Agreed, to a certain extent. I have zero issue with “different strokes for different folks” and am fine living and let live. What I’ve noticed over the years about most of the people who fall into one (or more) of the categories I mentioned is while they appear to love their animals (and I don’t doubt they believe they do) they have a misplaced understanding of what “love” is.
I know there are a number of horse owners, including many CoTHers, who don’t believe horses can love, but I simply haven’t found that to be true. A mentor introduced me to the concept of requisite love in horsemanship years ago and it changed how I viewed my role in the horse’s life. My job was not simply just to satisfy their needs when it came to husbandry practices. It wasn’t just to give them exercise and attention. It wasn’t even just to keep them in good health. It was to do ALL of these things in a way that was meaningful first and foremost to the horse. It required much more awareness from me and a willingness to accept the horse’s perspective as the only one that really mattered in my relationship with them.

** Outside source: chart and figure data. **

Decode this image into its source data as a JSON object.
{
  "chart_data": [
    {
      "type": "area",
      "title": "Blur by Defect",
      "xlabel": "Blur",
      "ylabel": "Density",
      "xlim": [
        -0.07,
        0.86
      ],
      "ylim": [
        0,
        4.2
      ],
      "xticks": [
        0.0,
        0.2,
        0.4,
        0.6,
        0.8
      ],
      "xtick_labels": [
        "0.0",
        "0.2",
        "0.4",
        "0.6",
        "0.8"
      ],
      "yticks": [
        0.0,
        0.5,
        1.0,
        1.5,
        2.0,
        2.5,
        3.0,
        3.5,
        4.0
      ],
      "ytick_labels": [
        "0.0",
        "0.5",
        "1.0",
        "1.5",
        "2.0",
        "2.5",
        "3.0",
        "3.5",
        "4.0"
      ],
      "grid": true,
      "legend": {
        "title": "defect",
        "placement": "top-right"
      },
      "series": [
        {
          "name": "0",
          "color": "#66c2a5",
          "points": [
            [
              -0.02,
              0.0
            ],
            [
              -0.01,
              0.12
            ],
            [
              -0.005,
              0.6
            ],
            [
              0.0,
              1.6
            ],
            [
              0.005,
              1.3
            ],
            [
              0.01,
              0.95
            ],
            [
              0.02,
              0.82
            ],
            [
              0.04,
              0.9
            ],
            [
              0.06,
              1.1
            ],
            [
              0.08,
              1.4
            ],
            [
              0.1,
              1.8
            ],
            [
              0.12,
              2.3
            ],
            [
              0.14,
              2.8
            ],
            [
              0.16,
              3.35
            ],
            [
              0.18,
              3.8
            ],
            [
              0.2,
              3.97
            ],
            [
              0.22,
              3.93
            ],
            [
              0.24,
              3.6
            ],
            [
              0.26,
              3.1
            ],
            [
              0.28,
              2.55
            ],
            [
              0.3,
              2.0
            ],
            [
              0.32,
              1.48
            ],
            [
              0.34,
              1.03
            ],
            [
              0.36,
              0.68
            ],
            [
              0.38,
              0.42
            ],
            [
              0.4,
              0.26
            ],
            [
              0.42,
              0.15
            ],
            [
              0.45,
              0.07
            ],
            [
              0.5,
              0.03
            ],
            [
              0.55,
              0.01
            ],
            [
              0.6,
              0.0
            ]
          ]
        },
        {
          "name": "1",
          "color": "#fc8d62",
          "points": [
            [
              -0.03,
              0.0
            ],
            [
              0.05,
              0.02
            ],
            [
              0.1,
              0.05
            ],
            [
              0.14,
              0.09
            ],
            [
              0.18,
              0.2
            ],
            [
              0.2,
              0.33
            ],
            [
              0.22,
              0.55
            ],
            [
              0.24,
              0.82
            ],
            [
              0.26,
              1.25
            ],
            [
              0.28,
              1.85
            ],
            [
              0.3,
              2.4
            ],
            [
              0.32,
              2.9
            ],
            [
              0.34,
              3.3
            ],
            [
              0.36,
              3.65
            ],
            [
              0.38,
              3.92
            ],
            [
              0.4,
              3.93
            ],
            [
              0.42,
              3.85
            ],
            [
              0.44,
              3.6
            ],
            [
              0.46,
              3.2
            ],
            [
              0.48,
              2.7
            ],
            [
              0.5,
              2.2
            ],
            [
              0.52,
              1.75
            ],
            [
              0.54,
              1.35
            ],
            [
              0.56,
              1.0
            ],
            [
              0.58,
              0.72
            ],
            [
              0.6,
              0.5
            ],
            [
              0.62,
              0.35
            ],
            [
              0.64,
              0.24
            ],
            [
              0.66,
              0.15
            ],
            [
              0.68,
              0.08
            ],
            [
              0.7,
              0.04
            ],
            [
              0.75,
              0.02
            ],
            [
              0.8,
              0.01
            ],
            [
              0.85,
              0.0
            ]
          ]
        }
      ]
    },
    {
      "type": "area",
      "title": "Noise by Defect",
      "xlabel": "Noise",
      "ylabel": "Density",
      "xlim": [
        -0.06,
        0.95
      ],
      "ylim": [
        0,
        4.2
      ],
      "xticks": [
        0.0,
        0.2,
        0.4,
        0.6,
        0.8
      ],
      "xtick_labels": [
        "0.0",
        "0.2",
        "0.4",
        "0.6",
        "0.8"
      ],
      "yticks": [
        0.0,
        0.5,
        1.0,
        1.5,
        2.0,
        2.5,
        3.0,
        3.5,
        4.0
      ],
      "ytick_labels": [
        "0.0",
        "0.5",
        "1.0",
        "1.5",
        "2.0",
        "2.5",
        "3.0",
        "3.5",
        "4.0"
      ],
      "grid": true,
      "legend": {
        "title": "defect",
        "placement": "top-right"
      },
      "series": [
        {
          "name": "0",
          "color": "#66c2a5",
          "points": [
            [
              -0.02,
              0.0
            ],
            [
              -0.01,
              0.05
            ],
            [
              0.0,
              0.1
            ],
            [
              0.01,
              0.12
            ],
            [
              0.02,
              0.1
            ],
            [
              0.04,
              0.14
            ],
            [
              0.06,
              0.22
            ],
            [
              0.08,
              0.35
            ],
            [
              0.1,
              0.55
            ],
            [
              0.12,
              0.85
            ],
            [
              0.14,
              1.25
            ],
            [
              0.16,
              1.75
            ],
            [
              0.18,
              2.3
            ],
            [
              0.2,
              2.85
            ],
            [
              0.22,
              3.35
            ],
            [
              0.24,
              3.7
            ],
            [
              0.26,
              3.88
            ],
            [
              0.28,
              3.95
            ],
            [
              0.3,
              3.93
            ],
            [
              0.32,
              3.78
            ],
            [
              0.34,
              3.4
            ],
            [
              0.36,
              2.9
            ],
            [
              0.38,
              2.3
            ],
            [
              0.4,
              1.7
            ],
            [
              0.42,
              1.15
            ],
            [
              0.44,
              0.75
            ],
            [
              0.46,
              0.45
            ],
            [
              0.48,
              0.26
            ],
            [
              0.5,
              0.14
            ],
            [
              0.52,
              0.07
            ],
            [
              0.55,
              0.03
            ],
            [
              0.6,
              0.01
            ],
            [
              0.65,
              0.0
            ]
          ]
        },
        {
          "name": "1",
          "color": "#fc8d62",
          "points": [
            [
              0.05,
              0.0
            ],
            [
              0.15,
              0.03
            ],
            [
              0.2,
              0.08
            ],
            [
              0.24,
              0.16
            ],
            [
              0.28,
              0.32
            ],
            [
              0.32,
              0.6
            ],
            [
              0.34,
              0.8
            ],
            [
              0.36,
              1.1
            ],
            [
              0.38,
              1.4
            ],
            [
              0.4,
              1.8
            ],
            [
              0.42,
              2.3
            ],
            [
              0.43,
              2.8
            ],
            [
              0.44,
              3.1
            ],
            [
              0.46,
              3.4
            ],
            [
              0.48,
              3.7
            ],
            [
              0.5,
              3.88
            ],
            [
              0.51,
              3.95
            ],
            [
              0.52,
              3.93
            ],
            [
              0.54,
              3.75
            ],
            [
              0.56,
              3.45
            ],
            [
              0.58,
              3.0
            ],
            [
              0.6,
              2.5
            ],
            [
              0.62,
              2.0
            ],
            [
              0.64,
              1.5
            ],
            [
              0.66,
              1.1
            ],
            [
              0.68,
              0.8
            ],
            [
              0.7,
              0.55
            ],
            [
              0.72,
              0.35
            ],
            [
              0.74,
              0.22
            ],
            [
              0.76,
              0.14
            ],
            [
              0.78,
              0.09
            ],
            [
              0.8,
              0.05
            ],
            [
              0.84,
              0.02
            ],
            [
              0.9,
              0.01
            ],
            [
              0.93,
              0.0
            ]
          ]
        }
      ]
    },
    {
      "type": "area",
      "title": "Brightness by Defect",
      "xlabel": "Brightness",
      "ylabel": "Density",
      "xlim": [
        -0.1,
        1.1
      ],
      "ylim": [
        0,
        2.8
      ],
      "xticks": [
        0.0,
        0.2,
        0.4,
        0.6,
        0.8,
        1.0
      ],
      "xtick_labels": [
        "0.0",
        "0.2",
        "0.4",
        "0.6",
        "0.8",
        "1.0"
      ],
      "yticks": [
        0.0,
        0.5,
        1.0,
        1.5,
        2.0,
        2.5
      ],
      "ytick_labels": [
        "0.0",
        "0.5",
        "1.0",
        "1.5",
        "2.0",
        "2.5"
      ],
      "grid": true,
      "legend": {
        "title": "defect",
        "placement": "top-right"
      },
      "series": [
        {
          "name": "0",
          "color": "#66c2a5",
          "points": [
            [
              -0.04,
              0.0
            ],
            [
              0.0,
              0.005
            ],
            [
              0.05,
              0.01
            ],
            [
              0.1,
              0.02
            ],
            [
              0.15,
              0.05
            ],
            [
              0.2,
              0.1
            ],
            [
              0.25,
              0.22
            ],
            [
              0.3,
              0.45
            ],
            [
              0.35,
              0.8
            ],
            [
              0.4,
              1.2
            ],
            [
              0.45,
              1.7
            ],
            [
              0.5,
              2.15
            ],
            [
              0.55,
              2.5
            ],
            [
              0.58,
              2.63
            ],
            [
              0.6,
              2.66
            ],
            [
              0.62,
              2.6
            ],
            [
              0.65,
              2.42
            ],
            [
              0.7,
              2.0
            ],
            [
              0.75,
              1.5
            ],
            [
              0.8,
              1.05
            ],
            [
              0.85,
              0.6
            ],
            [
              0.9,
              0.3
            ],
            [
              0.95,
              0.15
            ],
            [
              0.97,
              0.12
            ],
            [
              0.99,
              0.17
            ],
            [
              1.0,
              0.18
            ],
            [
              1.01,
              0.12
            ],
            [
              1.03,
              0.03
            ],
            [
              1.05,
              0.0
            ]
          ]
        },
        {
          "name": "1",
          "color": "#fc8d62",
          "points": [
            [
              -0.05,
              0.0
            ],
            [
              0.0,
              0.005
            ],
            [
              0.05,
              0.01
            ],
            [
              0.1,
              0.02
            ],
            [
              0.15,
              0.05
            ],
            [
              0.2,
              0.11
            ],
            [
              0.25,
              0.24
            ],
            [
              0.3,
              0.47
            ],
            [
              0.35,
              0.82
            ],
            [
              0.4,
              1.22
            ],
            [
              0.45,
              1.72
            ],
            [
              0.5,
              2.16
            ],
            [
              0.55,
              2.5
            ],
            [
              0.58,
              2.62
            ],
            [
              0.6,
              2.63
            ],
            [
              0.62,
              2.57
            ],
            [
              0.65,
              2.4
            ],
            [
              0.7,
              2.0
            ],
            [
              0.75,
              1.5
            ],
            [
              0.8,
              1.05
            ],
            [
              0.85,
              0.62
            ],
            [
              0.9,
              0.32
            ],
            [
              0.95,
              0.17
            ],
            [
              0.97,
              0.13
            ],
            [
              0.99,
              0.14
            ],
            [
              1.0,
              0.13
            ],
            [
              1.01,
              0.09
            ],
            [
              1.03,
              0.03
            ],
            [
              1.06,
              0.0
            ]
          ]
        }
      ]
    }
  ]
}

The result has been rather freeing: I have no timelines or agendas (although I do have goals/things I work towards) and I have no desire to compete with someone else or demonstrate my superiority. I have my horses going with much more consistency and pleasure in their work than I ever have at any other point in my life. I have no room or need for drama, the newest latest and greatest or anything else that might distract from the deeper work I’m doing. My horses are well-mannered, relaxed, fit, happy, healthy and relatively low maintenance, all things considered. All that right there tells me what I need to know about how they feel about me and what I ask of them.
So I don’t begrudge the types of horse folk we’re talking about, but I do recognize where how they operate stems from and that often, as an instructor, I have little chance of changing that. It’s so much deeper than their understanding of horses.